In explaining its decision to withdraw, Wellmark leaders said the individual market's risk pool in Iowa  simply is not large enough to adequately spread the costs of the patient's care. According to the Des Moines Register, the Iowa patient is currently in a pool of about 30,000 individuals.

But the challenge may be larger than this one patient, according to Iowa Insurance Commissioner Doug Ommen. He argued that too few young, healthy consumers are participating in the individual market, even as many patients with chronic conditions are signing up for insurance. "We have a concentration of people with persistent health conditions," he said. "It's not just one person."

Spreading the cost

According to Axios' "Vitals," the patient's plight draws attention to an ongoing challenge in the debate over health care reform: how best to cover patients who require high-cost treatment—without driving insurance premiums to unaffordable levels.

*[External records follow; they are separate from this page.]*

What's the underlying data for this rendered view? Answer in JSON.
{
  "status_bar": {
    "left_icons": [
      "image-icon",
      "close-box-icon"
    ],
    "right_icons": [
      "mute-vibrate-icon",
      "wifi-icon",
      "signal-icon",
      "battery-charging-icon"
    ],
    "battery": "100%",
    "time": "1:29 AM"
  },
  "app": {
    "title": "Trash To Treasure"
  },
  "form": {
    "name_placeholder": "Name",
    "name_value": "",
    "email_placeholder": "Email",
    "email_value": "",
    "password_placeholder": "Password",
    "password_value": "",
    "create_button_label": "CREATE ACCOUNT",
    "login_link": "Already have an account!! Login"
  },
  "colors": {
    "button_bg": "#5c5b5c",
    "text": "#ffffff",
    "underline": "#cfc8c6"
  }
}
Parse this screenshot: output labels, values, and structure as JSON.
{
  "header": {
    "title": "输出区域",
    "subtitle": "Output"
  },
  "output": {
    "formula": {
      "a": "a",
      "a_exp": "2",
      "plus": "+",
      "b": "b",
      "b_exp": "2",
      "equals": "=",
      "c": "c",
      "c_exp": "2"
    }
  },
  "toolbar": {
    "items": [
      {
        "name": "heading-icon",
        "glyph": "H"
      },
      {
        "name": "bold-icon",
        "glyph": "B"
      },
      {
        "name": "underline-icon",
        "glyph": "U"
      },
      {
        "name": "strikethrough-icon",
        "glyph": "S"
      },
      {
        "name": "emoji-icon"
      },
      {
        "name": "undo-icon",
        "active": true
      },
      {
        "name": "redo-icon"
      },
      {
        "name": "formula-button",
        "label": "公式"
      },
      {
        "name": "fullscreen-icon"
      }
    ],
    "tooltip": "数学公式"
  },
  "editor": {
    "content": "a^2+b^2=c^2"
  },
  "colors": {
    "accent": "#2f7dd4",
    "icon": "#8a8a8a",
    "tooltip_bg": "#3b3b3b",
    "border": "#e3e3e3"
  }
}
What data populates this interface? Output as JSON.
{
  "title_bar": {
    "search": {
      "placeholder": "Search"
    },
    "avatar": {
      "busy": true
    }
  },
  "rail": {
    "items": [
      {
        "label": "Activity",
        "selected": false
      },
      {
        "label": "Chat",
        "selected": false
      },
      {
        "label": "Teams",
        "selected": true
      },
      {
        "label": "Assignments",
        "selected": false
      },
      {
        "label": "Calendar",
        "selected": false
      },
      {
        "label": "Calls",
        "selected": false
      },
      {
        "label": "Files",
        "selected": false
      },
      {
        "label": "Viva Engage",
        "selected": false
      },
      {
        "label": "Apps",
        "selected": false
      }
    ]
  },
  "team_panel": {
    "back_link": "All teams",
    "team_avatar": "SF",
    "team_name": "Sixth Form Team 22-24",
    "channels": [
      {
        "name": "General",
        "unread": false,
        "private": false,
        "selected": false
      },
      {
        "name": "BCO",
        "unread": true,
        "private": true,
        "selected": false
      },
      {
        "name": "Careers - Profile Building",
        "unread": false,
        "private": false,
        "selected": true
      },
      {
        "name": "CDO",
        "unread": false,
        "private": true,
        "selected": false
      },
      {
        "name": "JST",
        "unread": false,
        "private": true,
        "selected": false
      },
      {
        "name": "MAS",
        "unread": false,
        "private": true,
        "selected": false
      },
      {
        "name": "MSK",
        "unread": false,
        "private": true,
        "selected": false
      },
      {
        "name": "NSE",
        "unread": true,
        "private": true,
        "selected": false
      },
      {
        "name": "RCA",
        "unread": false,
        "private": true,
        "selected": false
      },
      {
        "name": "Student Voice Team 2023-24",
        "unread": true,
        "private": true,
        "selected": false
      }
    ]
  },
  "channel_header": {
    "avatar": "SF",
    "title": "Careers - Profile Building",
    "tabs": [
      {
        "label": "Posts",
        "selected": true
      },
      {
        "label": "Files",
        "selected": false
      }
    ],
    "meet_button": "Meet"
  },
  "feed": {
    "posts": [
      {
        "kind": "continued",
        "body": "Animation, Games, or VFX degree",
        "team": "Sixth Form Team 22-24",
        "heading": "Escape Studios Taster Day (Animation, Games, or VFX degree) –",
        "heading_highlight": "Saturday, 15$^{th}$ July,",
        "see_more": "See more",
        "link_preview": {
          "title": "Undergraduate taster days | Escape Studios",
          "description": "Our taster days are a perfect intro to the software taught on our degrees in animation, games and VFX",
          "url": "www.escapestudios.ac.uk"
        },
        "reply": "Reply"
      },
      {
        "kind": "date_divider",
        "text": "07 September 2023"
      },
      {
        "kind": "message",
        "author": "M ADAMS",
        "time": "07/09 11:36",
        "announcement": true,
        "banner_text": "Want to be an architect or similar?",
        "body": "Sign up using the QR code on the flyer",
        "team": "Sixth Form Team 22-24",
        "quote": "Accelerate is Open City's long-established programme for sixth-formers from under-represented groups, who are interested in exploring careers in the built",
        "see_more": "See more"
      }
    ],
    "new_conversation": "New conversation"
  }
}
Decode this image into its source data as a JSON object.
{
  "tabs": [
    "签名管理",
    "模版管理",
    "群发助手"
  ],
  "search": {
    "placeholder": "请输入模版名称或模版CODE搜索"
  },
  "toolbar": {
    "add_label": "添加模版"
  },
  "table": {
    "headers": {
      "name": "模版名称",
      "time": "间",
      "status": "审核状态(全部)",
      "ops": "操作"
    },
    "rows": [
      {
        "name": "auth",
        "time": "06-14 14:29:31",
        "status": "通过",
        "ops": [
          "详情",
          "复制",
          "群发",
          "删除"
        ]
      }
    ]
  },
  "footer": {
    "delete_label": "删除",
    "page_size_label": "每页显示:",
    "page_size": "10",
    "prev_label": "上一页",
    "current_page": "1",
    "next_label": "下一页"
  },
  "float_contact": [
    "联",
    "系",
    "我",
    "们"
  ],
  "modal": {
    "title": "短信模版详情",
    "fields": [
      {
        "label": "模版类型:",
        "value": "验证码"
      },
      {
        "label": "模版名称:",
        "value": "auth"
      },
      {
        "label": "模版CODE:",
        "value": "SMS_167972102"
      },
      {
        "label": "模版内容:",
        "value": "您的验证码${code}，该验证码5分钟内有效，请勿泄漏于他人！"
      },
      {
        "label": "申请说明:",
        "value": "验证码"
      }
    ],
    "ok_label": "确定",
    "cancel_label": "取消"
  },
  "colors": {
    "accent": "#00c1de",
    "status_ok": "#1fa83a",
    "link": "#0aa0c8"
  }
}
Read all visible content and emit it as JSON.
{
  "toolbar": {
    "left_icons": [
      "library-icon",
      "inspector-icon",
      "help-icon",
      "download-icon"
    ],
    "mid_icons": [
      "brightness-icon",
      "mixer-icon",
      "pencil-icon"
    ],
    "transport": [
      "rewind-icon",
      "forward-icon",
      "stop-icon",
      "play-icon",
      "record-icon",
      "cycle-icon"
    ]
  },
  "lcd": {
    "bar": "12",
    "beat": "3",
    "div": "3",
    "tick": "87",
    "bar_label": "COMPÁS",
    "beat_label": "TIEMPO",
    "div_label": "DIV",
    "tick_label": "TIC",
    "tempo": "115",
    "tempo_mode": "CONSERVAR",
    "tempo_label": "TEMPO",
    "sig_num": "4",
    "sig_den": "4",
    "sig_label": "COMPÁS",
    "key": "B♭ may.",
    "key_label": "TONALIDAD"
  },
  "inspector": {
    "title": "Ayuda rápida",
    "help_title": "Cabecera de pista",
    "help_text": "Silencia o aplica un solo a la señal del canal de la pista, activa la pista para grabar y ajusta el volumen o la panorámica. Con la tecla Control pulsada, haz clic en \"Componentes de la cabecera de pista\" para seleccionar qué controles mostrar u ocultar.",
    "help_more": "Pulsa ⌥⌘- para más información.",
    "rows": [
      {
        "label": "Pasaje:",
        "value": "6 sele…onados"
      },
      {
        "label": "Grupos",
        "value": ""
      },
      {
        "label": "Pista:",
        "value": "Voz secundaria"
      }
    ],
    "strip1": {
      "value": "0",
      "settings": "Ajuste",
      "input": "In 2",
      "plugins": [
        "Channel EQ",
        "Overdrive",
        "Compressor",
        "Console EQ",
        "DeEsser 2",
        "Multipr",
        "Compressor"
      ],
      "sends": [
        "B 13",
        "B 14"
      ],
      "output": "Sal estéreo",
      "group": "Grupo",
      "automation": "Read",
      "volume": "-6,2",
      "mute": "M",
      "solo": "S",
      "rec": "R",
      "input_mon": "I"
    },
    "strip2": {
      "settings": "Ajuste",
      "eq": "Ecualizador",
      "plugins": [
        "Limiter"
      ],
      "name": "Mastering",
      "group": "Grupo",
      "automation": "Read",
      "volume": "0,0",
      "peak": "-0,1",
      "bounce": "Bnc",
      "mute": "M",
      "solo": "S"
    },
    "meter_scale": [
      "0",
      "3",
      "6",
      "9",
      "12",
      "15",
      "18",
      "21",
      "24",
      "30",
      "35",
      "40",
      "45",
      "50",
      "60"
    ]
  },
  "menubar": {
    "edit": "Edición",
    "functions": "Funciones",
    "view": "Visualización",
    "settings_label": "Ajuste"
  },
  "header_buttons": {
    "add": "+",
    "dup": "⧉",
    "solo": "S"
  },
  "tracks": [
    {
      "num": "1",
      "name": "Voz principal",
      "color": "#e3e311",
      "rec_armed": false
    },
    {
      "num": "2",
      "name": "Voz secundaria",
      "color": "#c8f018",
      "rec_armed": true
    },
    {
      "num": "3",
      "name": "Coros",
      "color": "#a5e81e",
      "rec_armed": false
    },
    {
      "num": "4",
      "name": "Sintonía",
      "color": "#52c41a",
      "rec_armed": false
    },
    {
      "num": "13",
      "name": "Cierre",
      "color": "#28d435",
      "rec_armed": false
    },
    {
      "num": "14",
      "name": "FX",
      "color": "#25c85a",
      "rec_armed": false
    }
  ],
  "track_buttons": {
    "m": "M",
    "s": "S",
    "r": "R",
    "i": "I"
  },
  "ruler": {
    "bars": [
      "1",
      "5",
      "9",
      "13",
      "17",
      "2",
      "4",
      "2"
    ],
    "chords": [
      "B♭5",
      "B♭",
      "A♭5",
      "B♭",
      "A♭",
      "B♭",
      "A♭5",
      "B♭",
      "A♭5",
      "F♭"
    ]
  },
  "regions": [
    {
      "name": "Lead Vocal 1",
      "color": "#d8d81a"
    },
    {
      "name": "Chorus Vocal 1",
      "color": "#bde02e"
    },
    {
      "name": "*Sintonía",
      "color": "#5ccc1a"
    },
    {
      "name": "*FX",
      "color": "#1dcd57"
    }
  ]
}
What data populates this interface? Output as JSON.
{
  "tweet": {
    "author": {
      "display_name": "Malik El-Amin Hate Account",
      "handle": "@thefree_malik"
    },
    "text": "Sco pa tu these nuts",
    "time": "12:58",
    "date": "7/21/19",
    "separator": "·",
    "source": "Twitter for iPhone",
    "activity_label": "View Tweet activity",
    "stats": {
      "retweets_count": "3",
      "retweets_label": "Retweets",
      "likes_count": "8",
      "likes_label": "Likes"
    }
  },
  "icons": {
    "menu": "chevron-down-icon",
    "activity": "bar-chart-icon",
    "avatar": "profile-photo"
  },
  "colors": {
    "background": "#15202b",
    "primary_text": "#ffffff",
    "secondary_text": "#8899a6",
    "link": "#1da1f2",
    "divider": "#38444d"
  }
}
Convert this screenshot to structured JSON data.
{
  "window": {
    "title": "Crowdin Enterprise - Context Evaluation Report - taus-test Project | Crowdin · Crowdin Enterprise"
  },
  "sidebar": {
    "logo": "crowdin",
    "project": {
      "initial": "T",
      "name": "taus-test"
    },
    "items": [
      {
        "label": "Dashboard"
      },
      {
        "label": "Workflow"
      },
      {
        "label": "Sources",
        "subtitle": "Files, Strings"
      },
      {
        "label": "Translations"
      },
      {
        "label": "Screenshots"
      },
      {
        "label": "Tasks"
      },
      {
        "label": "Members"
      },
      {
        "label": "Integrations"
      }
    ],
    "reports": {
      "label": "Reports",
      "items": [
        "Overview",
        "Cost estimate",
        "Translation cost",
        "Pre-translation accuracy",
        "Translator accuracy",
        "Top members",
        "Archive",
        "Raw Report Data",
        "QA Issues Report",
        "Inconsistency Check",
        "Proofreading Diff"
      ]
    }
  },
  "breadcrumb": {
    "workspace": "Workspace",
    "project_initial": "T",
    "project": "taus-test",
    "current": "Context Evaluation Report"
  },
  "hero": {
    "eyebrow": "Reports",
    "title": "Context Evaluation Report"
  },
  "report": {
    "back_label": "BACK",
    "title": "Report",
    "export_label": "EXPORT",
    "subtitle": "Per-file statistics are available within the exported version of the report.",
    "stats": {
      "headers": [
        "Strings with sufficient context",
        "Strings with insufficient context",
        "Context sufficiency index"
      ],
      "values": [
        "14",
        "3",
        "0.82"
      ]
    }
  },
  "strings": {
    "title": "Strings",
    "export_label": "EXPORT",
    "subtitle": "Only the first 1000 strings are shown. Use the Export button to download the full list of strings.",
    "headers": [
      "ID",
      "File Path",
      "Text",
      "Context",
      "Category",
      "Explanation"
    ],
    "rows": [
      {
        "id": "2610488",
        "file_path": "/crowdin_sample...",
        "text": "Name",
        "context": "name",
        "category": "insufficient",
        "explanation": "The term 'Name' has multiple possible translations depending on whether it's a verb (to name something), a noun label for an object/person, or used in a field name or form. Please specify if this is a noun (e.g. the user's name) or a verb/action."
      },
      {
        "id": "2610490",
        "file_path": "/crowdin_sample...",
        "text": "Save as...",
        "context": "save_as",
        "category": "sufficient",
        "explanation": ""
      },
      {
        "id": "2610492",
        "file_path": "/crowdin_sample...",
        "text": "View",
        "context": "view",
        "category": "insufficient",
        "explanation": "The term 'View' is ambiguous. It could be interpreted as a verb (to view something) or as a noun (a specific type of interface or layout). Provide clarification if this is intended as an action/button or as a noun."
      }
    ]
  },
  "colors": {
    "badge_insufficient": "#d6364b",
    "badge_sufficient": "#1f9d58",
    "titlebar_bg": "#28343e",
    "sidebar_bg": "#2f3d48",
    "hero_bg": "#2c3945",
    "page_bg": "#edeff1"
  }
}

The Affordable Care Act aimed to address that concern with a two-pronged approach: first, by requiring insurers to cover people regardless of pre-existing conditions to ensure that everyone has access to coverage; and second, by requiring all individuals to purchase insurance so as to create a broad-based risk pool that can split the costs of expensive patients.

But the Iowa patient tests the limits of the ACA's design because in any given exchange market, the risk pool may not be large enough to adequately spread an ultra-expensive patient's cost. If insurers fear getting stuck with the bill for such a patient, they can pull out of a particular market altogether—and "without insurance options, [the ACA's] protections don't mean much," Vox's "VoxCare" notes.

However, "VoxCare" reports that a "last-minute change" the Obama administration made to the ACA before leaving office could help insurers cover high-cost patients. Under the change, slated to take effect in 2018, costs for patients whose bills exceed $1 million would be spread across all insurers participating in the ACA exchanges nationwide.

Larry Levitt, senior vice president at the Kaiser Family Foundation, said, "This would help insurers in Iowa, if there are any, since the cost of this patient would be spread across all individual market insurers nationally."

However, the ACA's future is uncertain amid ongoing efforts to repeal and replace the law.

Ommen is calling on Congress to establish regulations designed to encourage insurers to remain in markets such as Iowa's, including policies such as reinsurance programs or a "reinvigorated high-risk pool" (Leys, Des Moines Register, 5/31; Nather/Baker, "Vitals," Axios, 6/2; Scott, "VoxCare," Vox, 6/1).